Sombras na América Latina
Pedro J. Bondaczuk
O assunto referente à miséria no Terceiro Mundo,
embora sempre desagradável (devemos admitir), precisa ser trazido à baila toda
a vez que se possa, para que se cobre uma solução de quem de direito para a questão.
O problema, como se verifica facilmente, não está restrito à falta mundial de
recursos, mas se prende ao egoísmo, à falta de solidariedade, à ausência de um
sentido social de vasta parcela da humanidade. E isto é ruim. Mostra que a
passagem dos séculos imprimiu somente um ligeiro verniz civilizatório no homem.
Em sua essência, ele continua mais fera do que nunca, apegado a coisas sem
importância, como a procura do consumismo desregrado, um poder escorregadio e
uma prosperidade ilusória, em detrimento de valores mais elevados e
permanentes.
Mal são resolvidos alguns conflitos insensatos, em
que seres humanos são manipulados à sua revelia, para satisfazer ambições
hegemônicas de maníacos mergulhados em sua cega paranóia, como guerras
localizadas e revoluções messiânicas, outros são fomentados ou ao menos
esboçados. Bilhões e mais bilhões de dólares continuam a ser despejados nesse
"saco sem fundo" que é o comércio e a produção de armas. Os
poderosos, como se observa, não estão preocupados em salvar vidas, mas em
suprimi-las. Mesmo que aqueles que se vêem condenados sejam inocentes crianças.

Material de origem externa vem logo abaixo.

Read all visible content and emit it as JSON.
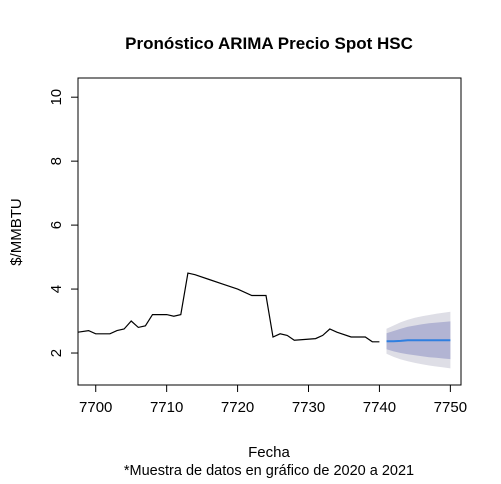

Embora o que se esteja sacrificando seja o tão propalado "futuro".
Para nós, da América Latina, embora o assunto
incomode de fato, é mais oportuno do que nunca mencionar e comentar o alerta
feito ontem, na Cidade do México, pelo consultor do Fundo das Nações Unidas
para a Infância (Unicef), Francisco Rojas, de que se algo não for feito, cem
milhões de crianças em todo o mundo estarão condenadas à morte, a maioria por desnutrição,
nos próximos dez anos. E por que nós? Porque parcela considerável desse
contingente "sem esperanças" é da nossa região, uma das que mais
andaram para trás no correr da década passada.
Pouca, pouquíssima coisa se fez para deter essa
degradação. Enquanto discutimos "o sexo dos anjos", enquanto nos
perdemos em lengas-lengas políticas inúteis, meras fofocas de comadres, a morte
segue ceifando o nosso futuro. As populações latino-americanas aumentam o seu
estado de miserabilidade, sob as vistas complacentes de toda a comunidade
internacional, que nada, ou pouquíssimo faz para impedir essa tragédia. E não é
por desconhecimento. Relatórios sobre o problema são divulgados quase que
diariamente. Na maior parte das vezes, no entanto, passam despercebidos.
Afinal, é a famosa história da pimenta, que nos olhos dos outros, não arde nem
um pouquinho. Ou será que arde, pelo menos neste caso?